In this paper a scheduling problem has been presented where mobile groups of workers have to perform orders in different locations. The orders have various time constraints, some of which can be violated and thus incurring penalties. The S-graph framework has been extended to handle the special aspects of the problem by introducing a sound construction rule for the S-graph model and problem class-specific bounding functions. The applicability of the approach was illustrated in detail, and additional tests have been carried out on a large number of random-generated examples to examine solution performance of variants of the proposed algorithm on problems with different characteristics.

In the future, the approach can be extended to handle cases where there are not enough resources to perform all orders. Performance can be improved on problems with exact start constraints. The representation and the corresponding algorithm can be modified to take into account multiple days or shifts, i.e., with modifications it can also define the daily work assignments.
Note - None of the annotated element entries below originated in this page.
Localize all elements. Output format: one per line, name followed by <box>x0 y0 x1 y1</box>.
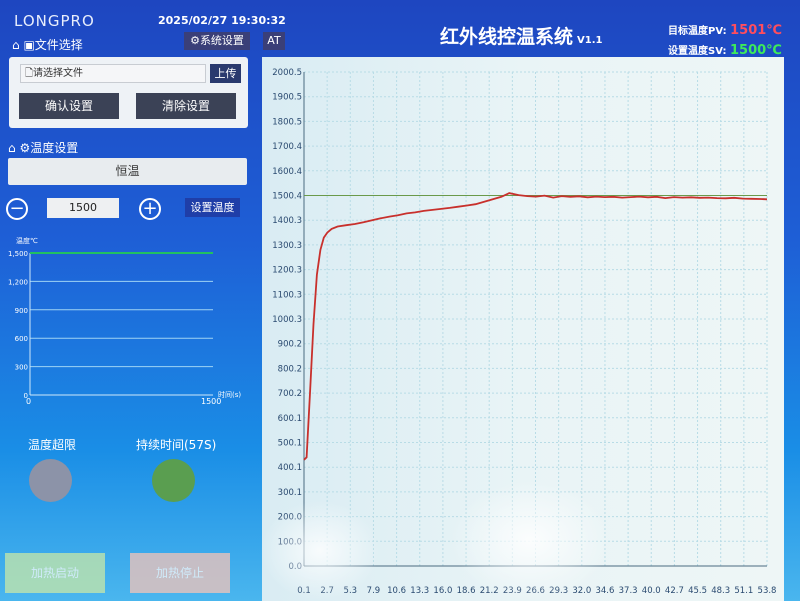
pv-value: 1501℃ <box>730 23 783 38</box>
y-tick-label: 1500.4 <box>272 192 302 202</box>
file-select-input[interactable]: 🗋请选择文件 <box>20 64 206 83</box>
duration-indicator <box>152 459 195 502</box>
set-temperature-button[interactable]: 设置温度 <box>185 198 240 217</box>
y-tick-label: 1400.3 <box>272 216 302 226</box>
gear-icon: ⚙ <box>19 141 31 155</box>
y-tick-label: 1200.3 <box>272 266 302 276</box>
sv-value: 1500℃ <box>729 43 782 58</box>
y-tick-label: 400.1 <box>278 463 302 473</box>
x-tick-label: 53.8 <box>758 586 777 596</box>
x-tick-label: 13.3 <box>410 586 429 596</box>
y-tick-label: 200.0 <box>278 513 302 523</box>
y-tick-label: 1300.3 <box>272 241 302 251</box>
mini-y-tick: 1,200 <box>8 278 28 286</box>
x-tick-label: 0.1 <box>297 586 311 596</box>
x-tick-label: 23.9 <box>503 586 522 596</box>
y-tick-label: 600.1 <box>278 414 302 424</box>
decrement-button[interactable]: − <box>6 198 28 220</box>
version: V1.1 <box>577 35 603 46</box>
x-tick-label: 34.6 <box>595 586 614 596</box>
y-tick-label: 500.1 <box>278 439 302 449</box>
app-title: 红外线控温系统 V1.1 <box>440 22 602 49</box>
x-tick-label: 32.0 <box>572 586 591 596</box>
y-tick-label: 1100.3 <box>272 290 302 300</box>
x-tick-label: 40.0 <box>642 586 661 596</box>
y-tick-label: 1800.5 <box>272 117 302 127</box>
mini-x-label: 时间(s) <box>218 390 241 399</box>
temperature-chart-panel: 0.0 100.0 200.0 300.1 400.1 500.1 600.1 700.2 80… <box>262 57 784 601</box>
document-icon: 🗋 <box>25 68 34 79</box>
y-tick-label: 800.2 <box>278 364 302 374</box>
duration-label: 持续时间(57S) <box>136 438 217 452</box>
mini-temp-chart: 温度℃ 0 300 600 900 1,200 1,500 0 1500 时间(s) <box>8 236 241 406</box>
x-tick-label: 16.0 <box>433 586 452 596</box>
y-tick-label: 300.1 <box>278 488 302 498</box>
heat-start-button[interactable]: 加热启动 <box>5 553 105 593</box>
y-tick-label: 700.2 <box>278 389 302 399</box>
y-tick-label: 0.0 <box>288 562 302 572</box>
mini-x-tick: 0 <box>26 397 31 406</box>
x-tick-label: 21.2 <box>480 586 499 596</box>
temp-section-title: 温度设置 <box>30 141 79 155</box>
home-icon[interactable]: ⌂ <box>8 141 16 155</box>
x-tick-label: 29.3 <box>549 586 568 596</box>
upload-button[interactable]: 上传 <box>210 64 241 83</box>
x-tick-label: 37.3 <box>619 586 638 596</box>
x-tick-label: 2.7 <box>320 586 334 596</box>
mini-y-tick: 1,500 <box>8 250 28 258</box>
clear-settings-button[interactable]: 清除设置 <box>136 93 236 119</box>
y-tick-label: 100.0 <box>278 537 302 547</box>
x-tick-label: 5.3 <box>344 586 358 596</box>
mini-y-tick: 300 <box>15 364 28 372</box>
temperature-curve <box>303 192 768 461</box>
y-tick-label: 1600.4 <box>272 167 302 177</box>
mini-x-tick: 1500 <box>201 397 221 406</box>
temperature-input[interactable]: 1500 <box>47 198 119 218</box>
mode-selector[interactable]: 恒温 <box>8 158 247 185</box>
file-section-title: 文件选择 <box>34 38 83 52</box>
gear-icon: ⚙ <box>190 34 200 47</box>
at-button[interactable]: AT <box>263 32 285 50</box>
system-settings-button[interactable]: ⚙系统设置 <box>184 32 250 50</box>
mini-y-label: 温度℃ <box>16 236 38 245</box>
pv-readout: 目标温度PV: 1501℃ <box>668 22 782 38</box>
x-tick-label: 42.7 <box>665 586 684 596</box>
y-tick-label: 900.2 <box>278 340 302 350</box>
y-tick-label: 2000.5 <box>272 68 302 78</box>
confirm-settings-button[interactable]: 确认设置 <box>19 93 119 119</box>
heat-stop-button[interactable]: 加热停止 <box>130 553 230 593</box>
x-tick-label: 51.1 <box>734 586 753 596</box>
over-limit-indicator <box>29 459 72 502</box>
x-tick-label: 48.3 <box>711 586 730 596</box>
y-tick-label: 1900.5 <box>272 93 302 103</box>
increment-button[interactable]: + <box>139 198 161 220</box>
pv-label: 目标温度PV: <box>668 26 727 37</box>
system-settings-label: 系统设置 <box>199 34 244 47</box>
mini-y-tick: 900 <box>15 307 28 315</box>
sv-readout: 设置温度SV: 1500℃ <box>668 42 782 58</box>
file-section-header: ⌂ ▣文件选择 <box>12 36 83 53</box>
datetime: 2025/02/27 19:30:32 <box>158 14 286 27</box>
file-placeholder: 请选择文件 <box>33 68 84 79</box>
home-icon[interactable]: ⌂ <box>12 38 20 52</box>
temp-section-header: ⌂ ⚙温度设置 <box>8 139 78 156</box>
x-tick-label: 10.6 <box>387 586 406 596</box>
y-tick-label: 1700.4 <box>272 142 302 152</box>
y-tick-label: 1000.3 <box>272 315 302 325</box>
x-tick-label: 7.9 <box>367 586 381 596</box>
file-icon: ▣ <box>23 38 35 52</box>
file-panel: 🗋请选择文件 上传 确认设置 清除设置 <box>9 57 248 128</box>
temperature-chart: 0.0 100.0 200.0 300.1 400.1 500.1 600.1 700.2 80… <box>272 68 777 596</box>
logo: LONGPRO <box>14 12 95 30</box>
mini-y-tick: 0 <box>24 392 28 400</box>
x-tick-label: 18.6 <box>457 586 476 596</box>
over-limit-label: 温度超限 <box>28 438 77 452</box>
x-tick-label: 45.5 <box>688 586 707 596</box>
x-tick-label: 26.6 <box>526 586 545 596</box>
sv-label: 设置温度SV: <box>668 46 727 57</box>
title-text: 红外线控温系统 <box>440 26 574 48</box>
mini-y-tick: 600 <box>15 335 28 343</box>
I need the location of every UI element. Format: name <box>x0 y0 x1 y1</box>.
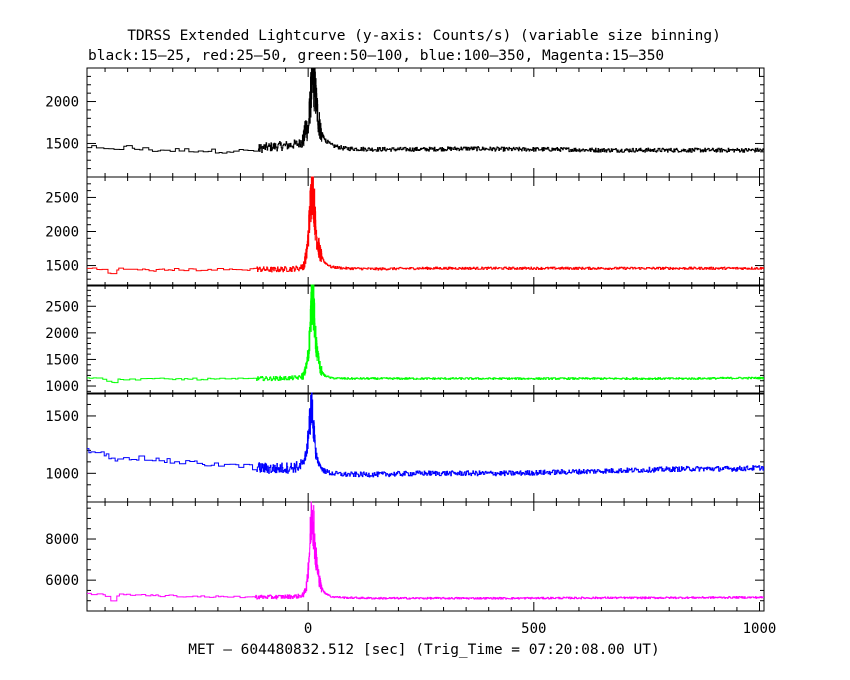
panels-group: 1500200015002000250010001500200025001000… <box>45 67 777 637</box>
series-line-15-25 <box>87 67 765 154</box>
chart-title: TDRSS Extended Lightcurve (y-axis: Count… <box>127 28 721 44</box>
panel-50-100: 1000 1500 2000 2500 <box>45 284 765 395</box>
y-tick-label: 1500 <box>45 136 79 152</box>
y-tick-label: 1000 <box>45 466 79 482</box>
y-tick-label: 1500 <box>45 259 79 275</box>
series-line-15-350 <box>87 501 765 602</box>
y-tick-label: 6000 <box>45 573 79 589</box>
panel-frame <box>86 67 765 178</box>
panel-15-350: 6000 8000 <box>45 501 765 612</box>
panel-15-25: 1500 2000 <box>45 67 765 178</box>
y-tick-label: 1500 <box>45 409 79 425</box>
panel-frame <box>86 392 765 503</box>
y-tick-label: 8000 <box>45 532 79 548</box>
series-line-100-350 <box>87 392 765 478</box>
chart-subtitle: black:15–25, red:25–50, green:50–100, bl… <box>88 48 664 64</box>
y-tick-label: 2000 <box>45 95 79 111</box>
x-axis-label: MET – 604480832.512 [sec] (Trig_Time = 0… <box>188 642 659 658</box>
x-tick-label: 500 <box>521 621 546 637</box>
series-line-25-50 <box>87 176 764 275</box>
y-tick-label: 2000 <box>45 326 79 342</box>
x-tick-label: 0 <box>304 621 312 637</box>
y-tick-label: 2000 <box>45 225 79 241</box>
y-tick-label: 1500 <box>45 352 79 368</box>
panel-frame <box>86 501 765 612</box>
panel-25-50: 1500 2000 2500 <box>45 176 765 287</box>
panel-100-350: 1000 1500 <box>45 392 765 503</box>
panel-frame <box>86 284 765 395</box>
x-tick-label: 1000 <box>743 621 777 637</box>
series-line-50-100 <box>87 284 764 384</box>
y-tick-label: 2500 <box>45 299 79 315</box>
y-tick-label: 1000 <box>45 379 79 395</box>
y-tick-label: 2500 <box>45 190 79 206</box>
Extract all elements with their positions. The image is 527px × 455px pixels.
Other potential extension is to use flexible groups, i.e., the group of workers can be modified before the working hours, therefore, the available cars for tasks can be changed.

The motivating problem of the research, which was solved by the proposed method, came from a service provider company. However, the attributes of the problem, for example the sequence-dependent changeover times or the time window constraints also exist in other scheduling problems. With some minor modifications of the method a large class of scheduling problems could be solved, which is a future aim of this research.